Ministers should hand all 30-year-olds a £10,000 “citizens inheritance” amid fears a £1.5tn wealth transfer to millennials will deepen inequalities, a Conservative peer has urged.
David Willetts, who leads the Intergenerational Centre thinktank, called for the next government to implement a major new policy to spread wealth in Britain.
It comes as research showed parents whose assets have been boosted by soaring property prices and final salary pensions are poised to bequeath millennial children about £150,000 each on average.
While annual inheritance transfers are forecast to rise by a third to £145bn by 2033, one in 10 millennials are still set to get nothing. By contrast, the top 10% will get more than £500,000 each and many much more, analysis for the Guardian by the Institute for Fiscal Studies (IFS) found.
A separate analysis, by the estate agent Knight Frank, this week claimed that over the next two decades, $90tn of assets – mostly driven by rising house prices – will move between the silent generation and baby boomer and millennials in the US alone. This would make affluent millennials “the richest generation in history”.
The suggestion millennials were about to become rich was met by bemusement from many in the generation born between 1980 and 1994 who, while being derided by some for profligate spending on gourmet coffee and avocado on toast, have lived through slow wage growth, rising rents and the evaporation of dreams of home ownership.

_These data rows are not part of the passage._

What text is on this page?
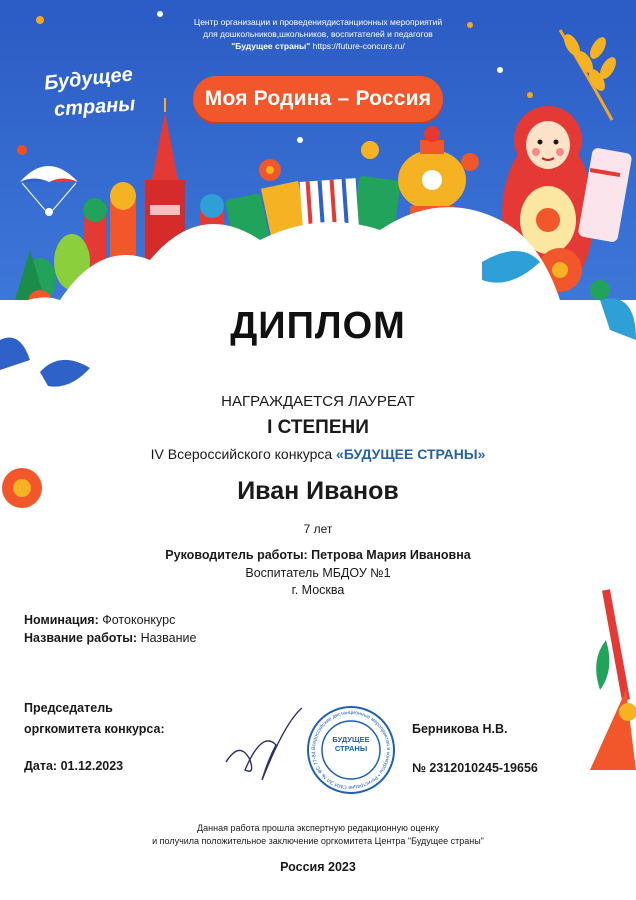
Центр организации и проведениядистанционных мероприятий
для дошкольников,школьников, воспитателей и педагогов
"Будущее страны" https://future-concurs.ru/
Будущее
страны	Моя Родина – Россия
ДИПЛОМ
НАГРАЖДАЕТСЯ ЛАУРЕАТ
I СТЕПЕНИ
IV Всероссийского конкурса «БУДУЩЕЕ СТРАНЫ»
Иван Иванов
7 лет
Руководитель работы: Петрова Мария Ивановна
Воспитатель МБДОУ №1
г. Москва
Номинация: Фотоконкурс
Название работы: Название
Председатель
оргкомитета конкурса:
Дата: 01.12.2023
Берникова Н.В.
№ 2312010245-19656
Всероссийские дистанционные мероприятия и конкурсы • Регистрация СМИ ЭЛ № ФС 77-84
БУДУЩЕЕ
СТРАНЫ
Данная работа прошла экспертную редакционную оценку
и получила положительное заключение оргкомитета Центра "Будущее страны"
Россия 2023
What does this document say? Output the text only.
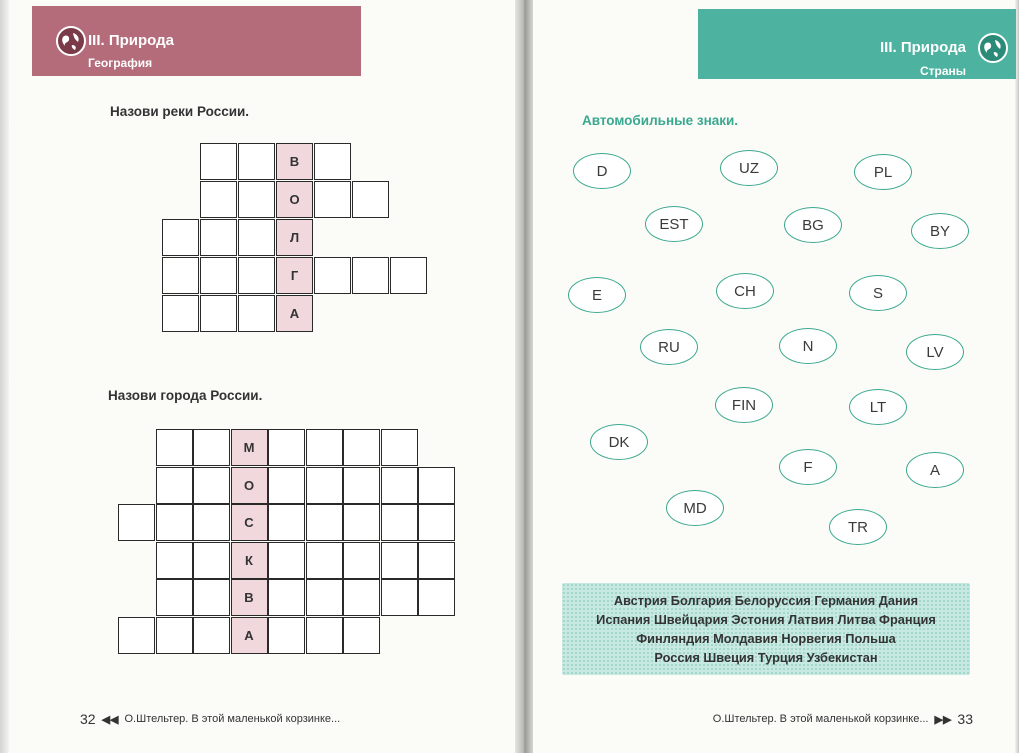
III. Природа
География
III. Природа
Страны
Назови реки России.
В
О
Л
Г
А
Назови города России.
М
О
С
К
В
А
Автомобильные знаки.
D	UZ	PL
EST	BG	BY
E	CH	S
RU	N	LV
FIN	LT
DK
F	A
MD
TR
Австрия Болгария Белоруссия Германия Дания
Испания Швейцария Эстония Латвия Литва Франция
Финляндия Молдавия Норвегия Польша
Россия Швеция Турция Узбекистан
32 ◀◀ О.Штельтер. В этой маленькой корзинке...	О.Штельтер. В этой маленькой корзинке... ▶▶ 33
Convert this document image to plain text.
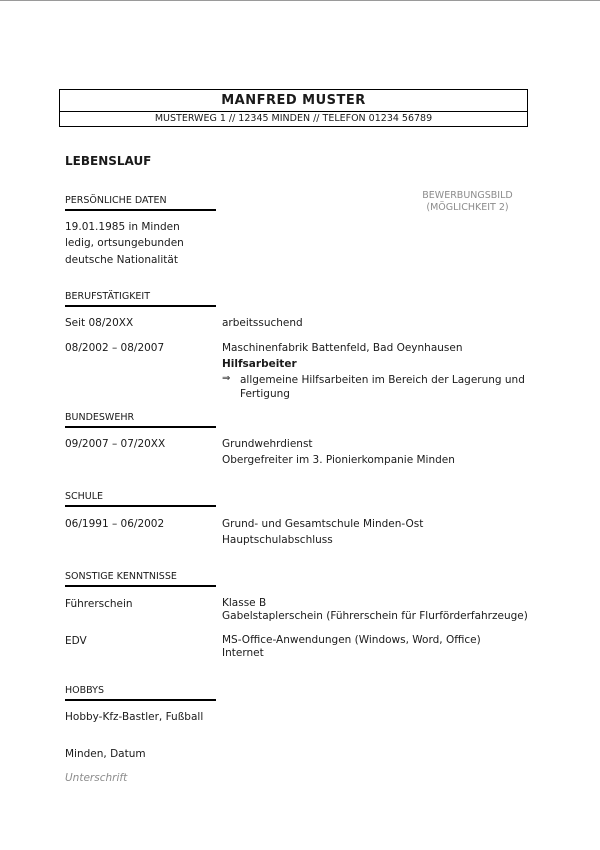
MANFRED MUSTER
MUSTERWEG 1 // 12345 MINDEN // TELEFON 01234 56789
LEBENSLAUF
BEWERBUNGSBILD
(MÖGLICHKEIT 2)
PERSÖNLICHE DATEN
19.01.1985 in Minden
ledig, ortsungebunden
deutsche Nationalität
BERUFSTÄTIGKEIT
Seit 08/20XX	arbeitssuchend
08/2002 – 08/2007	Maschinenfabrik Battenfeld, Bad Oeynhausen
Hilfsarbeiter
⇒ allgemeine Hilfsarbeiten im Bereich der Lagerung und Fertigung
BUNDESWEHR
09/2007 – 07/20XX	Grundwehrdienst
Obergefreiter im 3. Pionierkompanie Minden
SCHULE
06/1991 – 06/2002	Grund- und Gesamtschule Minden-Ost
Hauptschulabschluss
SONSTIGE KENNTNISSE
Führerschein	Klasse B
Gabelstaplerschein (Führerschein für Flurförderfahrzeuge)
EDV	MS-Office-Anwendungen (Windows, Word, Office)
Internet
HOBBYS
Hobby-Kfz-Bastler, Fußball
Minden, Datum
Unterschrift
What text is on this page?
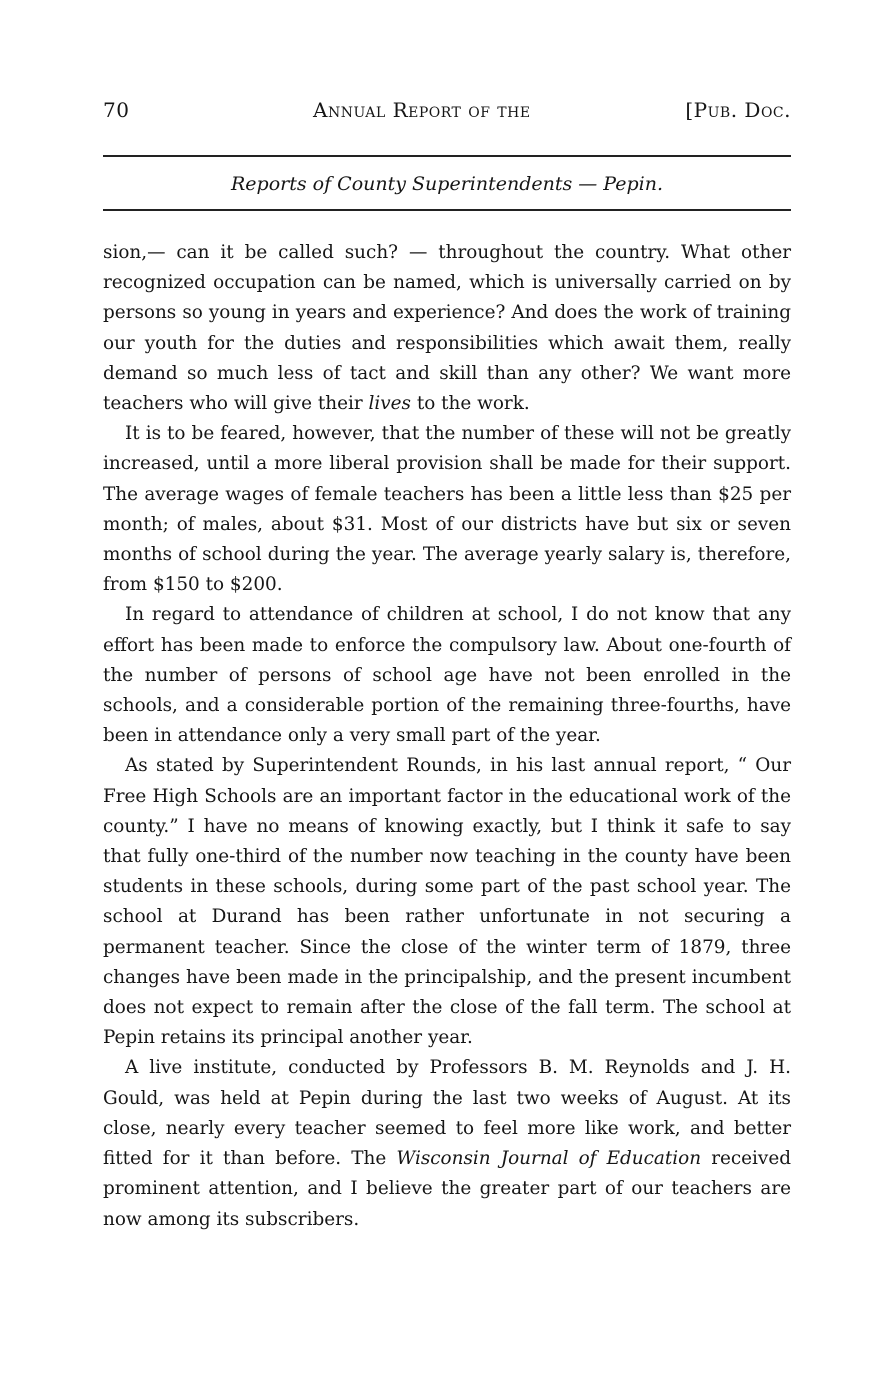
70	Annual Report of the	[Pub. Doc.
Reports of County Superintendents — Pepin.

sion,— can it be called such? — throughout the country. What other recognized occupation can be named, which is universally carried on by persons so young in years and experience? And does the work of training our youth for the duties and responsibilities which await them, really demand so much less of tact and skill than any other? We want more teachers who will give their lives to the work.

It is to be feared, however, that the number of these will not be greatly increased, until a more liberal provision shall be made for their support. The average wages of female teachers has been a little less than $25 per month; of males, about $31. Most of our districts have but six or seven months of school during the year. The average yearly salary is, therefore, from $150 to $200.

In regard to attendance of children at school, I do not know that any effort has been made to enforce the compulsory law. About one-fourth of the number of persons of school age have not been enrolled in the schools, and a considerable portion of the remaining three-fourths, have been in attendance only a very small part of the year.

As stated by Superintendent Rounds, in his last annual report, “ Our Free High Schools are an important factor in the educational work of the county.” I have no means of knowing exactly, but I think it safe to say that fully one-third of the number now teaching in the county have been students in these schools, during some part of the past school year. The school at Durand has been rather unfortunate in not securing a permanent teacher. Since the close of the winter term of 1879, three changes have been made in the principalship, and the present incumbent does not expect to remain after the close of the fall term. The school at Pepin retains its principal another year.

A live institute, conducted by Professors B. M. Reynolds and J. H. Gould, was held at Pepin during the last two weeks of August. At its close, nearly every teacher seemed to feel more like work, and better fitted for it than before. The Wisconsin Journal of Education received prominent attention, and I believe the greater part of our teachers are now among its subscribers.
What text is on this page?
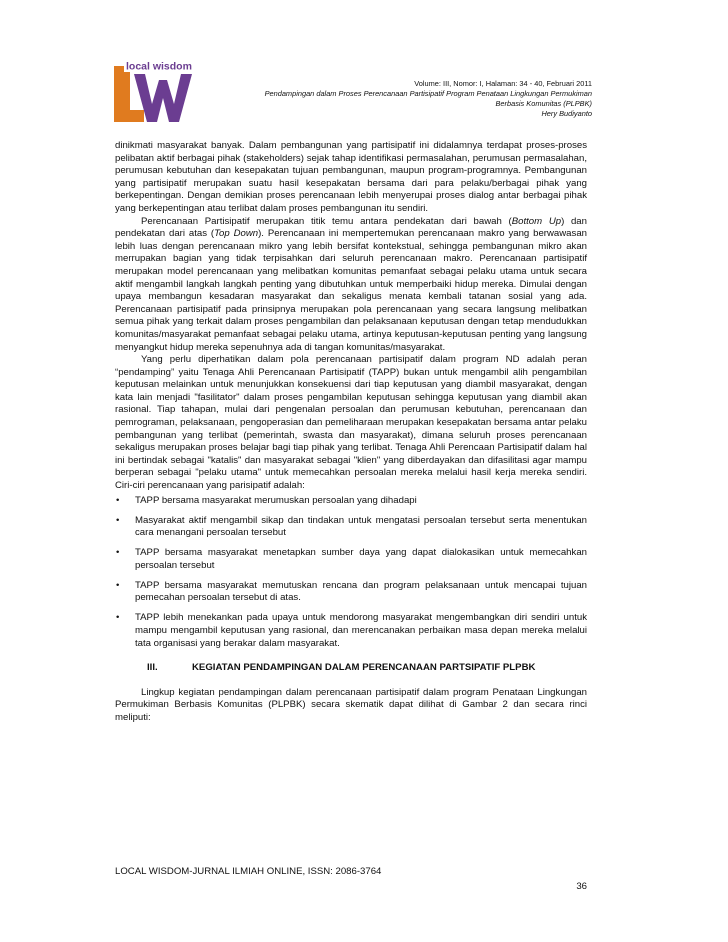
local wisdom
Volume: III, Nomor: I, Halaman: 34 - 40, Februari 2011
Pendampingan dalam Proses Perencanaan Partisipatif Program Penataan Lingkungan Permukiman
Berbasis Komunitas (PLPBK)
Hery Budiyanto

dinikmati masyarakat banyak. Dalam pembangunan yang partisipatif ini didalamnya terdapat proses-proses pelibatan aktif berbagai pihak (stakeholders) sejak tahap identifikasi permasalahan, perumusan permasalahan, perumusan kebutuhan dan kesepakatan tujuan pembangunan, maupun program-programnya. Pembangunan yang partisipatif merupakan suatu hasil kesepakatan bersama dari para pelaku/berbagai pihak yang berkepentingan. Dengan demikian proses perencanaan lebih menyerupai proses dialog antar berbagai pihak yang berkepentingan atau terlibat dalam proses pembangunan itu sendiri.

Perencanaan Partisipatif merupakan titik temu antara pendekatan dari bawah (Bottom Up) dan pendekatan dari atas (Top Down). Perencanaan ini mempertemukan perencanaan makro yang berwawasan lebih luas dengan perencanaan mikro yang lebih bersifat kontekstual, sehingga pembangunan mikro akan merrupakan bagian yang tidak terpisahkan dari seluruh perencanaan makro. Perencanaan partisipatif merupakan model perencanaan yang melibatkan komunitas pemanfaat sebagai pelaku utama untuk secara aktif mengambil langkah langkah penting yang dibutuhkan untuk memperbaiki hidup mereka. Dimulai dengan upaya membangun kesadaran masyarakat dan sekaligus menata kembali tatanan sosial yang ada. Perencanaan partisipatif pada prinsipnya merupakan pola perencanaan yang secara langsung melibatkan semua pihak yang terkait dalam proses pengambilan dan pelaksanaan keputusan dengan tetap mendudukkan komunitas/masyarakat pemanfaat sebagai pelaku utama, artinya keputusan-keputusan penting yang langsung menyangkut hidup mereka sepenuhnya ada di tangan komunitas/masyarakat.

Yang perlu diperhatikan dalam pola perencanaan partisipatif dalam program ND adalah peran “pendamping” yaitu Tenaga Ahli Perencanaan Partisipatif (TAPP) bukan untuk mengambil alih pengambilan keputusan melainkan untuk menunjukkan konsekuensi dari tiap keputusan yang diambil masyarakat, dengan kata lain menjadi "fasilitator" dalam proses pengambilan keputusan sehingga keputusan yang diambil akan rasional. Tiap tahapan, mulai dari pengenalan persoalan dan perumusan kebutuhan, perencanaan dan pemrograman, pelaksanaan, pengoperasian dan pemeliharaan merupakan kesepakatan bersama antar pelaku pembangunan yang terlibat (pemerintah, swasta dan masyarakat), dimana seluruh proses perencanaan sekaligus merupakan proses belajar bagi tiap pihak yang terlibat. Tenaga Ahli Perencaan Partisipatif dalam hal ini bertindak sebagai "katalis" dan masyarakat sebagai "klien" yang diberdayakan dan difasilitasi agar mampu berperan sebagai "pelaku utama" untuk memecahkan persoalan mereka melalui hasil kerja mereka sendiri. Ciri-ciri perencanaan yang parisipatif adalah:

• TAPP bersama masyarakat merumuskan persoalan yang dihadapi
• Masyarakat aktif mengambil sikap dan tindakan untuk mengatasi persoalan tersebut serta menentukan cara menangani persoalan tersebut
• TAPP bersama masyarakat menetapkan sumber daya yang dapat dialokasikan untuk memecahkan persoalan tersebut
• TAPP bersama masyarakat memutuskan rencana dan program pelaksanaan untuk mencapai tujuan pemecahan persoalan tersebut di atas.
• TAPP lebih menekankan pada upaya untuk mendorong masyarakat mengembangkan diri sendiri untuk mampu mengambil keputusan yang rasional, dan merencanakan perbaikan masa depan mereka melalui tata organisasi yang berakar dalam masyarakat.
III.	KEGIATAN PENDAMPINGAN DALAM PERENCANAAN PARTSIPATIF PLPBK

Lingkup kegiatan pendampingan dalam perencanaan partisipatif dalam program Penataan Lingkungan Permukiman Berbasis Komunitas (PLPBK) secara skematik dapat dilihat di Gambar 2 dan secara rinci meliputi:

LOCAL WISDOM-JURNAL ILMIAH ONLINE, ISSN: 2086-3764
36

The huge sums being inherited by a new generation could, nevertheless, result in a shift in the way money is invested, with research showing millennials are happier to hold cryptocurrency and assets that can show societal and environmental benefits.
Millennials are certainly set to benefit from having fewer siblings with whom to share windfalls than their parents – 1.8 compared with 2.5 for people born in the 60s. But most should not get excited about retiring early. The IFS said the typical age at which they will inherit is 64 – an age at which the Beatlessaid was apt for renting a cottage in the Isle of Wight and sitting grandchildren on your knee.
“It doesn’t matter if you are Conservative or Labour, a world in which inheritance matters more and earnings matter less is a less open and socially mobile society,” Willetts said. “[Inheritances are now] coming to people quite late in life. It will reinforce a pattern of inheritance where the grandkids will benefit. We are going to have some very rich inheritors and a growing number of people who never get on the housing ladder and rent until old age.”
Without reform, a key consequence of the way inheritances will be transferred is set to be widening inequality. Inheritances will only nudge up lifetime incomes by 5% for millennials from the poorest fifth of families while those from the richest fifth will enjoy a 29% wealth bump, the IFS said. That will probably mean the inheritance surge will also deepen wealth differences between people in the north and south, where property values have grown at vastly different rates.
For example, millennial friends who studied together at university and enjoyed similar economic circumstances through the bulk of their careers could see their fortunes diverge markedly when they inherit, placing tensions on social bonds. If their parent owned a home in London, they would have made £254,000 on average in house price growth over the past 15 years. But if their parent owned a home in the east of England or the north-west, that windfall would have been at most a third of that figure.
Inheritance flows will probably exacerbate inequalities between white people and those from black African, black Caribbean, Pakistani and Bangladeshi backgrounds who are already half to a third as likely to receive lifetime gifts from their parents, possibly owing to them being less wealthy.
Willetts said too little had been done to spread wealth since the council house right to buy scheme and the privatisation of utilities such as British Telecom in the 1980s. He revived the idea of the citizens inheritance after first proposing it six years ago.
A similar idea has also been proposed by the IPPR thinktank, which is seen as increasingly influential on the Labour party.
Willetts said it could be paid for by lowering the threshold at which inheritance tax is paid – effectively £1m in many cases – abolishing exemptions while also reducing the current 40% tax rate.
The amount of money gathering in inheritable assets has been growing rapidly in recent years. David Sturrock, senior research economist at the IFS, said the average household led by people in their 70s holds 20% more wealth than the same group a decade ago.
“Working incomes are growing more slowly so the amounts [in inheritances] are a much more consequential part of your lifetime resources,” he said.
• This article was amended on 4 March 2024 because an earlier version referred to a figure being at least “three times smaller” than £254,000. The intended reference was to a figure a third of £254,000.